Another hypothesis links it to the existence of viral infections during pregnancy, on the basis that many subjects with this disorder are usually born in winter and that different conditions such as influenza could cause alterations in the brain.
In addition to biological hypotheses, there are others of a much more psychological nature that must be taken into account, although they are not hypotheses that are necessarily mutually exclusive.
The most well-known and predominant model that is employed in the psychological explanation of schizophrenia is the diathesis model (or vulnerability) - stress.
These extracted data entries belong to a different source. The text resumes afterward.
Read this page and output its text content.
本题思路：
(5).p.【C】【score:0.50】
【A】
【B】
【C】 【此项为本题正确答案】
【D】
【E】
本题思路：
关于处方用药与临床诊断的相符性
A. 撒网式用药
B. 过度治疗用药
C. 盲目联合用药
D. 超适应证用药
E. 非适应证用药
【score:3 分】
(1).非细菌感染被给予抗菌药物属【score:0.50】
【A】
This hypothesis establishes the existence of a stable and permanent vulnerability, partly biological and partly acquired, to suffer from this disorder and to present problems of information processing or problems of social competence and stress management.These subjects will face different types of stressors, such as life events or other more permanent circumstances (such as a very critical family environment or with excessive emotion expressed to which they will have to adapt), but depending on the circumstances , it may happen that they fail in this adaptation and can not adjust, this ends up generating the unleashing of the disorder.
Some of the oldest theories, of a psychodynamic nature and especially linked to paranoid schizophrenia, consider that the causes of the disorder can be found in the presence of deep psychic conflicts of which the subject defends himself by projection (placing one or some of the the own characteristics in another person) and negation of the conflict, that in occasions end up generating the dissociation of the mind with the reality. However, these explanations have no scientific value.
Schizophrenia is a chronic disorder that has no cure recognized as such for the time being, although the symptoms can be treated in such a way that those who suffer it can have a normal life and remain stable, preventing the appearance of outbreaks.
For this, however, the treatment has to be continued throughout the life cycle of the subject in order to prevent the appearance of new outbreaks. In general, drugs known as antipsychotics are used for this purpose, which act by treating the excess of dopamine in the mesolimbic pathway and, in the case of those classified as atypical, also improving the negative symptomatology in increasing the levels of said hormone in the mesocortical pathway. .
It is also working from the psychological field, with therapies such as targeting to work on auditory hallucinations or cognitive restructuring to change cognitions and beliefs (delusions and / or about the disorder itself). As well social skills training and sometimes counseling and re-employment can be of great help to combat the difficulties generated by the disorder. Finally, the psychoeducation of the subject and the environment are fundamental.
- American Psychiatric Association. (2013). Diagnostic and Statistical Manual of Mental Disorders. Fifth edition. DSM-V. Masson, Barcelona.
- Santos, J.L. ; García, L.I. ; Calderón, M.A. ; Sanz, L.J .; de los Ríos, P .; Left, S .; Román, P .; Hernangómez, L .; Navas, E .; Thief, A and Álvarez-Cienfuegos, L. (2012). Clinical psychology. CEDE Preparation Manual PIR, 02. CEDE. Madrid.
- Vallina, O. and Lemos, S. (2001). Effective psychological treatments for schizophrenia. Psicothema, 13 (3); 345-364.